La vera storia di Amore e Psiche

Apuleio (II secolo  d.C) fu uno scrittore, filosofo e oratore romano. Una delle sue opere più famose è “Le Metamorfosi”, che narra una allegoria della alienazione dell’uomo moderno all’interno della famiglia e della società. In quest’opera viene narrata la storia di due giovani: Amore e Psiche.

Questa è una delle storie mitologiche più belle e romantiche perché racconta di un amore ostacolato dall’invidia di una dea e di due amanti che riescono a ricongiungersi nonostante tutte le difficoltà.

In una città vivevano un re e una regina che avevano tre figlie e la più bella tra queste era Psiche. Lei aveva una bellezza paragonabile a quella della dea Venere. La dea era invidiosa di ciò e chiamò il figlio Cupido (Amore) per dirgli di far innamorare la ragazza dell’uomo più vile che esistesse sulla faccia della terra, scagliandogli una delle sue frecce. Cupido però sbagliò mira e colpì sé stesso. Il padre di Psiche consultò l’oracolo di Apollo, che gli consigliò di portare la figlia sulla cima di una montagna sulla quale avrebbe trovato il marito, ovvero Cupido. Lui la portò nel palazzo insieme all’aiuto di Zefiro. Cupido si recava lì la notte per incontrarla ma impediva a Psiche di vedere il suo volto. Psiche, convinta dalle sorelle, riuscì a scoprire il volto del Dio Amore che fuggì subito dopo. A questo punto la giovane, abbandonata dall’amante, iniziò a vagare per i boschi arrivando poi dalle sorelle per raccontar loro lo spiacevole accaduto. Psiche, dopo aver chiesto l’aiuto di altre divinità, decise di affrontare Venere e si recò al suo palazzo per chiedere il permesso di stare insieme ad Amore. Venere acconsentì, a costo che ella superasse quattro difficile prove. La prima consisteva nel separare tutti i semi di un mucchio in mucchietti separati. Nella seconda prova Psiche avrebbe dovuto portare a Venere un pelo di lana d’oro preso dal vello di un gregge di pecore; nella terza doveva recarsi alla sorgente del fiume che alimentava la Palude dello Stige e portare un’anfora di acqua alla dea; l’ultima prova, infine, era quella di portare dall’inferno un frammento della bellezza di Proserpina. Per superare questa prova Psiche aprì il vasetto contenente la bellezza, cosa che le era stata severamente proibita: in un batter d’occhio venne avvolta da una nube di sonno e cadde in mezzo alla strada di ritorno verso il palazzo di Venere. Amore corse in aiuto dalla sua amata e chiese al padre Giove di poterla portare con sé sull’Olimpo. Qui Psiche bevendo dell’ambrosia divenne finalmente immortale. Dall’unione di Amore e Psiche nacque Volupta, dea della bellezza estrema.

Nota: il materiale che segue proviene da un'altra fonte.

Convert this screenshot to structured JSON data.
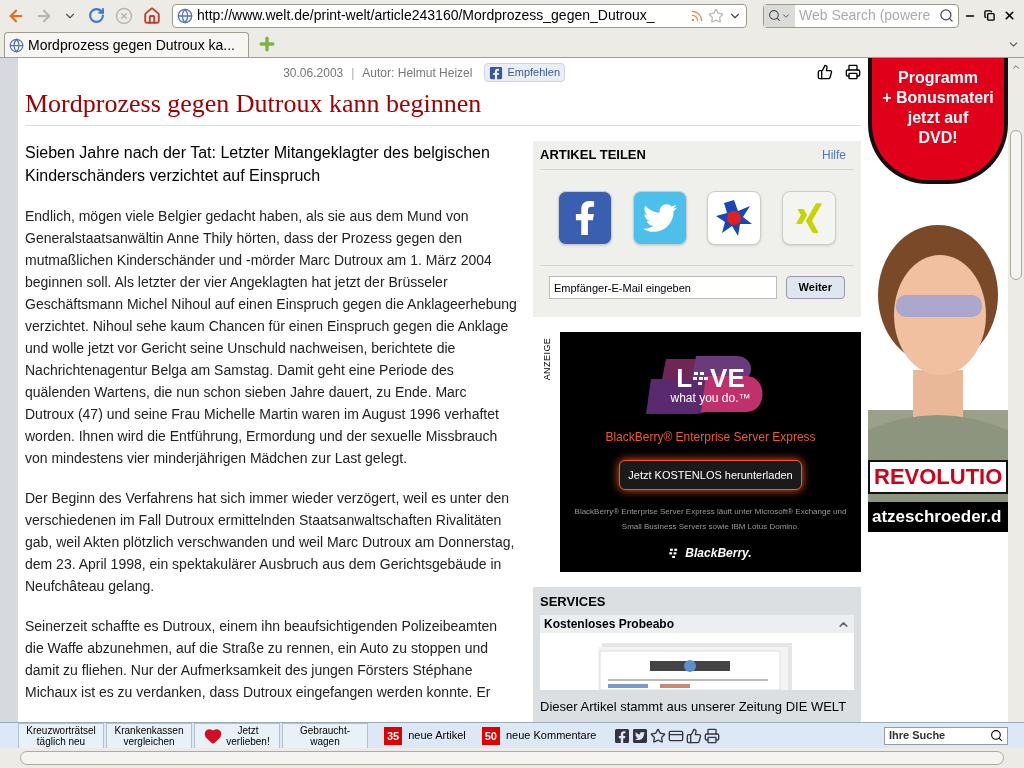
{
  "toolbar": {
    "nav_buttons": [
      {
        "kind": "back",
        "disabled": false
      },
      {
        "kind": "forward",
        "disabled": true
      },
      {
        "kind": "history",
        "disabled": false
      },
      {
        "kind": "reload",
        "disabled": false
      },
      {
        "kind": "stop",
        "disabled": true
      },
      {
        "kind": "home",
        "disabled": false
      }
    ],
    "url": "http://www.welt.de/print-welt/article243160/Mordprozess_gegen_Dutroux_",
    "search": {
      "placeholder": "Web Search (powere"
    }
  },
  "tabs": [
    {
      "label": "Mordprozess gegen Dutroux ka...",
      "selected": true
    }
  ],
  "article": {
    "date": "30.06.2003",
    "separator": "|",
    "author": "Autor: Helmut Heizel",
    "like_button": "Empfehlen",
    "title": "Mordprozess gegen Dutroux kann beginnen",
    "subtitle": "Sieben Jahre nach der Tat: Letzter Mitangeklagter des belgischen Kinderschänders verzichtet auf Einspruch",
    "paragraphs": [
      "Endlich, mögen viele Belgier gedacht haben, als sie aus dem Mund von Generalstaatsanwältin Anne Thily hörten, dass der Prozess gegen den mutmaßlichen Kinderschänder und -mörder Marc Dutroux am 1. März 2004 beginnen soll. Als letzter der vier Angeklagten hat jetzt der Brüsseler Geschäftsmann Michel Nihoul auf einen Einspruch gegen die Anklageerhebung verzichtet. Nihoul sehe kaum Chancen für einen Einspruch gegen die Anklage und wolle jetzt vor Gericht seine Unschuld nachweisen, berichtete die Nachrichtenagentur Belga am Samstag. Damit geht eine Periode des quälenden Wartens, die nun schon sieben Jahre dauert, zu Ende. Marc Dutroux (47) und seine Frau Michelle Martin waren im August 1996 verhaftet worden. Ihnen wird die Entführung, Ermordung und der sexuelle Missbrauch von mindestens vier minderjährigen Mädchen zur Last gelegt.",
      "Der Beginn des Verfahrens hat sich immer wieder verzögert, weil es unter den verschiedenen im Fall Dutroux ermittelnden Staatsanwaltschaften Rivalitäten gab, weil Akten plötzlich verschwanden und weil Marc Dutroux am Donnerstag, dem 23. April 1998, ein spektakulärer Ausbruch aus dem Gerichtsgebäude in Neufchâteau gelang.",
      "Seinerzeit schaffte es Dutroux, einem ihn beaufsichtigenden Polizeibeamten die Waffe abzunehmen, auf die Straße zu rennen, ein Auto zu stoppen und damit zu fliehen. Nur der Aufmerksamkeit des jungen Försters Stéphane Michaux ist es zu verdanken, dass Dutroux eingefangen werden konnte. Er"
    ]
  },
  "share": {
    "title": "ARTIKEL TEILEN",
    "help": "Hilfe",
    "services": [
      {
        "kind": "facebook"
      },
      {
        "kind": "twitter"
      },
      {
        "kind": "star"
      },
      {
        "kind": "xing"
      }
    ],
    "email": "Empfänger-E-Mail eingeben",
    "button": "Weiter"
  },
  "ad": {
    "label": "ANZEIGE",
    "logo": [
      "L",
      "VE"
    ],
    "tagline": "what you do.™",
    "product": "BlackBerry® Enterprise Server Express",
    "cta": "Jetzt KOSTENLOS herunterladen",
    "fine_print": "BlackBerry® Enterprise Server Express läuft unter Microsoft® Exchange und Small Business Servers sowie IBM Lotus Domino.",
    "brand": "BlackBerry."
  },
  "services": {
    "title": "SERVICES",
    "section": {
      "label": "Kostenloses Probeabo",
      "expanded": true
    },
    "teaser": "Dieser Artikel stammt aus unserer Zeitung DIE WELT"
  },
  "side_ad": {
    "badge_lines": [
      "Programm",
      "+ Bonusmateri",
      "jetzt auf",
      "DVD!"
    ],
    "banner": "REVOLUTIO",
    "site": "atzeschroeder.d"
  },
  "bottom_bar": {
    "buttons": [
      {
        "kind": "text",
        "lines": [
          "Kreuzworträtsel",
          "täglich neu"
        ]
      },
      {
        "kind": "text",
        "lines": [
          "Krankenkassen",
          "vergleichen"
        ]
      },
      {
        "kind": "heart",
        "lines": [
          "Jetzt",
          "verlieben!"
        ]
      },
      {
        "kind": "text",
        "lines": [
          "Gebraucht-",
          "wagen"
        ]
      }
    ],
    "counters": [
      {
        "count": "35",
        "label": "neue Artikel"
      },
      {
        "count": "50",
        "label": "neue Kommentare"
      }
    ],
    "icons": [
      {
        "kind": "facebook"
      },
      {
        "kind": "twitter"
      },
      {
        "kind": "star"
      },
      {
        "kind": "card"
      },
      {
        "kind": "thumb"
      },
      {
        "kind": "printer"
      }
    ],
    "search": {
      "placeholder": "Ihre Suche"
    }
  }
}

Altre versioni differenti da quella di Apuleio narrano che la ragazza sia morta durante la prima prova, altre ancora narrano che la ragazza abbia fallito la prima prova e quindi fu costretta a lasciare Amore. Ma alla fine, il significato di questa storia è chiaro: Amore è il dio del desiderio e Psiche rappresenta l’anima, che solo congiungendosi a lui riesce a raggiungere l’immortalità.